64-bit really needs Android L to shine
There’s one more piece to this puzzle: the operating system. If you buy a 64-bit phone with Android 4.4 KitKat on it, you won’t really unlock its potential until it gets an upgrade to Android L.
You see, to properly utilize ARM’s new 64-bit architecture, you’ll need both operating system and application support. Android L has been designed to fully support ARMv8 and 64-bit platforms, while KitKat has not. But what about apps? Do you need to wait for app developers to create special 64-bit-optimized versions of their apps?
Well, apps will get faster and more efficient when developers optimize for these new chips, but you may not have to wait to see benefits. On Android, most apps are based on Java. So when you download an Android app, you’re really grabbing a package of zipped-up code and libraries that the Android OS turns into a functional program that can be understood by your phone’s processor. This is called “compiling.”
The compiler in Android L, known as ART, is made to produce code that’s optimized for the new ARM architecture. So, with Android L and a 64-bit processor in your phone or tablet, your apps could run faster without a developer lifting a finger to make special optimizations. And if they do make those optimizations, their apps could run even better.
By this time next year, we’ll have forgotten all about 64-bit
Marketing departments love the term 64-bit. Any time they can put a number twice as big on the box, they’re going to. You’re using a 32-bit phone now, so if you’re anything like the typical human, your emotional triggers will tell you a 64-bit phone is twice as fast. It’s why we see cameras crammed with more megapixels, and processors with more cores. More always equals better, right?

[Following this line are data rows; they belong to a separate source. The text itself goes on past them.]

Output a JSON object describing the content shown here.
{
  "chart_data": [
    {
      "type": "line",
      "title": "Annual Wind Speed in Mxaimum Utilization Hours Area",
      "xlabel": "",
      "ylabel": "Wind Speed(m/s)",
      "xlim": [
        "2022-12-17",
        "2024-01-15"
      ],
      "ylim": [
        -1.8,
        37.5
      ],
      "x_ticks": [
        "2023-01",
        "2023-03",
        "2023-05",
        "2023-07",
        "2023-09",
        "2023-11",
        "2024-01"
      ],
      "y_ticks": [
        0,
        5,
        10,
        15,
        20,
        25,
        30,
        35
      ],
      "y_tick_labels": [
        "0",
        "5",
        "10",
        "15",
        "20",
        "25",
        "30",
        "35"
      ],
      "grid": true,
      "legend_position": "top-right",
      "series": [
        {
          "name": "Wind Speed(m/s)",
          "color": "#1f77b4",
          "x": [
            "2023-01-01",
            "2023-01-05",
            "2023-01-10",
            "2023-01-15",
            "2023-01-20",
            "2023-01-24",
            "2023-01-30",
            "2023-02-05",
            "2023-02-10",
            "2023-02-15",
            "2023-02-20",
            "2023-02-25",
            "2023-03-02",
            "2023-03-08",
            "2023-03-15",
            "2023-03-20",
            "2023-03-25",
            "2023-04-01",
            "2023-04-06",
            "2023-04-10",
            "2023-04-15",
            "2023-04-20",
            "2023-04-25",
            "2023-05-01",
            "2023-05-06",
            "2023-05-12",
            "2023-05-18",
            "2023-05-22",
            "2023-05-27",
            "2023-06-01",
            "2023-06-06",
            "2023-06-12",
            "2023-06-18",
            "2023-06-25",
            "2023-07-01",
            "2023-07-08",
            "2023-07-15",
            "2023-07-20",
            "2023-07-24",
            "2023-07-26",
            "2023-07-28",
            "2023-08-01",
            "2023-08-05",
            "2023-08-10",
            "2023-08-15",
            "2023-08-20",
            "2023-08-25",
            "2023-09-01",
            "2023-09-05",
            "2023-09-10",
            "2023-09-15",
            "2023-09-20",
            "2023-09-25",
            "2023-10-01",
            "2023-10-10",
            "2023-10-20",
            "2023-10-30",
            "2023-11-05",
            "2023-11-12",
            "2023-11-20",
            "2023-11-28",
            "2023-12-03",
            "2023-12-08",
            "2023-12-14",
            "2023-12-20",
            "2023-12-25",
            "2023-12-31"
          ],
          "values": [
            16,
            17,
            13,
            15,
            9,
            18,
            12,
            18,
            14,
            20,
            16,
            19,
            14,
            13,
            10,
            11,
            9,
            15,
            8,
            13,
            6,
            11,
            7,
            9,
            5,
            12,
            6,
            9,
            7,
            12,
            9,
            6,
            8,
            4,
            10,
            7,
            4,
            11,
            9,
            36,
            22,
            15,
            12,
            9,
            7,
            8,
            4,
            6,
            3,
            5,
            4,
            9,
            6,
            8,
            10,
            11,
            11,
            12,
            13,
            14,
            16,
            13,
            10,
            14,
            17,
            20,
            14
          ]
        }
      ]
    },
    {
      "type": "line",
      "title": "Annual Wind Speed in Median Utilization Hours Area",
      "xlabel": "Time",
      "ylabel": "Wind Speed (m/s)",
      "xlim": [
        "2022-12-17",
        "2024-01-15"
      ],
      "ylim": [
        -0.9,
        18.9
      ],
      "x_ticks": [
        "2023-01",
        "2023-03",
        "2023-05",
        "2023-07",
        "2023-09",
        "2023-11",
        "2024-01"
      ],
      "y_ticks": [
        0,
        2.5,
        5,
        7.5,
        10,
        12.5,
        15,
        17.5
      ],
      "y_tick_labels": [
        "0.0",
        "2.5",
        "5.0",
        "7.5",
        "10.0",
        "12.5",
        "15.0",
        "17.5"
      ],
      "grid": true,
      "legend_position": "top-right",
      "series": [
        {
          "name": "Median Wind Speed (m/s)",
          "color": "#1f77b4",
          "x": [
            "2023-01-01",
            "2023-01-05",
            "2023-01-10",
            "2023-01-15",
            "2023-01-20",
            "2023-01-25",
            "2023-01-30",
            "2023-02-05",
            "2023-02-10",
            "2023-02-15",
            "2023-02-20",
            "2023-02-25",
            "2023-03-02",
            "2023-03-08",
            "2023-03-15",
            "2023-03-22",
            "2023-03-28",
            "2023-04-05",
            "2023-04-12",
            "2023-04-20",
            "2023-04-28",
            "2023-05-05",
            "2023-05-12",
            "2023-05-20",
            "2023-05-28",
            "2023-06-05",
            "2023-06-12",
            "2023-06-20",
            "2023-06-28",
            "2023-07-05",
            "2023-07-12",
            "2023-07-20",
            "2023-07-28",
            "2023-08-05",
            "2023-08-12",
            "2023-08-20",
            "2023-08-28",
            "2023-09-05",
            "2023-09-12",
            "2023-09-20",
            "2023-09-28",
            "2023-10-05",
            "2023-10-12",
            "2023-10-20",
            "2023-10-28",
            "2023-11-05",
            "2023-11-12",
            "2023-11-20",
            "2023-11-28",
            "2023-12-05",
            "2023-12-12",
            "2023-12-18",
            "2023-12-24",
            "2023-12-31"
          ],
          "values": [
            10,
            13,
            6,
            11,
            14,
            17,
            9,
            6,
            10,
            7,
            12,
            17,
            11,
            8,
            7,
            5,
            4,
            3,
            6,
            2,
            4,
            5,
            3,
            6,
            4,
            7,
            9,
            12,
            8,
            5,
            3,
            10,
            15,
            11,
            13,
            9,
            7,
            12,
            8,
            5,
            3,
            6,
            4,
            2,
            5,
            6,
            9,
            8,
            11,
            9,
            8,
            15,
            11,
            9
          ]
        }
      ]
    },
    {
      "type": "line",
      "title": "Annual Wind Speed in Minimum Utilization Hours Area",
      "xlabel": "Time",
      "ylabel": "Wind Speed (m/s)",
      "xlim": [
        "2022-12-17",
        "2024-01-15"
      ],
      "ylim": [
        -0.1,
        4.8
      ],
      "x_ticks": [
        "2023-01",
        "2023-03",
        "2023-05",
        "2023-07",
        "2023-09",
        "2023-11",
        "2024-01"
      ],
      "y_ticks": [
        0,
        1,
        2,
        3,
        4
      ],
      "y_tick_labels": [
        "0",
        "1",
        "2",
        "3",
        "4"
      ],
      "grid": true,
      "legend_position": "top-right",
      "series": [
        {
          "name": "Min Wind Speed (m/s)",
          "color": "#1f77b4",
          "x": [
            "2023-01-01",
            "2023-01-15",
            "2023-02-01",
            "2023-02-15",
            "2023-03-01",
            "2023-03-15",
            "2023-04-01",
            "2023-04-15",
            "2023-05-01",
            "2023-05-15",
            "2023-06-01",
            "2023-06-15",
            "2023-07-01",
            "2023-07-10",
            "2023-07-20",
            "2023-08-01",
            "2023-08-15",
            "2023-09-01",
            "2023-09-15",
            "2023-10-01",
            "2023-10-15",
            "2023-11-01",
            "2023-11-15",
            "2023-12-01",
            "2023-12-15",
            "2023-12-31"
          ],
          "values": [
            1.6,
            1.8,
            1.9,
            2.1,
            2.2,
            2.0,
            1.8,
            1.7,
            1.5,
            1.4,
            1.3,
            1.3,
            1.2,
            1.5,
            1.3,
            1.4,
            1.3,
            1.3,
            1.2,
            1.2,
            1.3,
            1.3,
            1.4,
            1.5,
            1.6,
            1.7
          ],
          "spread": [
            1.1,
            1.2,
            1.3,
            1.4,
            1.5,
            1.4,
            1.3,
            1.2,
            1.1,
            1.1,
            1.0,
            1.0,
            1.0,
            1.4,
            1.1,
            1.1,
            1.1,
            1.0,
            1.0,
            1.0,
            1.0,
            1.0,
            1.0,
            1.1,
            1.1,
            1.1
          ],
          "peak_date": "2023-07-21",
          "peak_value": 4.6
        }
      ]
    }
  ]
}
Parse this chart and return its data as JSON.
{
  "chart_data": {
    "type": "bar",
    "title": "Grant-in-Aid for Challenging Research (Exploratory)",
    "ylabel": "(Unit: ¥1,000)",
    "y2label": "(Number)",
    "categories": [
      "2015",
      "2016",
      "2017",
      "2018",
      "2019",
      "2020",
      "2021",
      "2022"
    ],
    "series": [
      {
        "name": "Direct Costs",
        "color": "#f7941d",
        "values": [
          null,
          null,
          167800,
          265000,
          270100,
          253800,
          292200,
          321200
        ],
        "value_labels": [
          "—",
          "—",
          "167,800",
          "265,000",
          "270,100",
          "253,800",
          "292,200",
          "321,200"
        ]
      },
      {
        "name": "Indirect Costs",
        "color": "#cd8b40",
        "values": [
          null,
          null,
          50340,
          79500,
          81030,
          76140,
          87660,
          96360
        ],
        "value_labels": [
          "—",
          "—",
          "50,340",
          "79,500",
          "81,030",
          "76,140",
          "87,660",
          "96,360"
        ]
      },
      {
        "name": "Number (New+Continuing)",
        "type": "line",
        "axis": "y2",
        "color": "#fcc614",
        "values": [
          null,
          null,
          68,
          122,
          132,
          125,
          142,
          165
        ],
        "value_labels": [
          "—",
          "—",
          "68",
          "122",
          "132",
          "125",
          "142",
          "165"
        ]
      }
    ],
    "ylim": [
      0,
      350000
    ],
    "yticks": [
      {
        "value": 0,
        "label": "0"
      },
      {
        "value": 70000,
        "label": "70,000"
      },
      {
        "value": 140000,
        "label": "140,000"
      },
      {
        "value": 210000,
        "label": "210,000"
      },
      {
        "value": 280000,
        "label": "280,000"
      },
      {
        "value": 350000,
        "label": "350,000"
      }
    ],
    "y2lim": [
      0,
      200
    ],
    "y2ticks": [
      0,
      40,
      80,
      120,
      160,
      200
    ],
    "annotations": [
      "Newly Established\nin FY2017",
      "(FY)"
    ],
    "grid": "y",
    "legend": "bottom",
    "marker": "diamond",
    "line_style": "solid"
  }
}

In this case, the marketing departments aren’t wrong, they’re just overstating the importance of 64-bit to the Android market. Yes, the new ARMv8 architecture—which brings 64-bit computing along for the ride—has a number of nice enhancements. And, yes, so does Android L, which is necessary to take advantage of the new architecture. But better processors and operating systems roll out every year. They’re never twice as good as last year’s, and these won’t be, either.
Within a year, nearly every hot new phone or tablet will contain a 64-bit-capable chip. Even the cheap ones. Android L will be everywhere, and we’ll already be pining for the next version of Android. 64-bit will no longer be a selling point worth calling out on marketing materials, and we’ll wonder why we ever made such a big deal about it in the first place.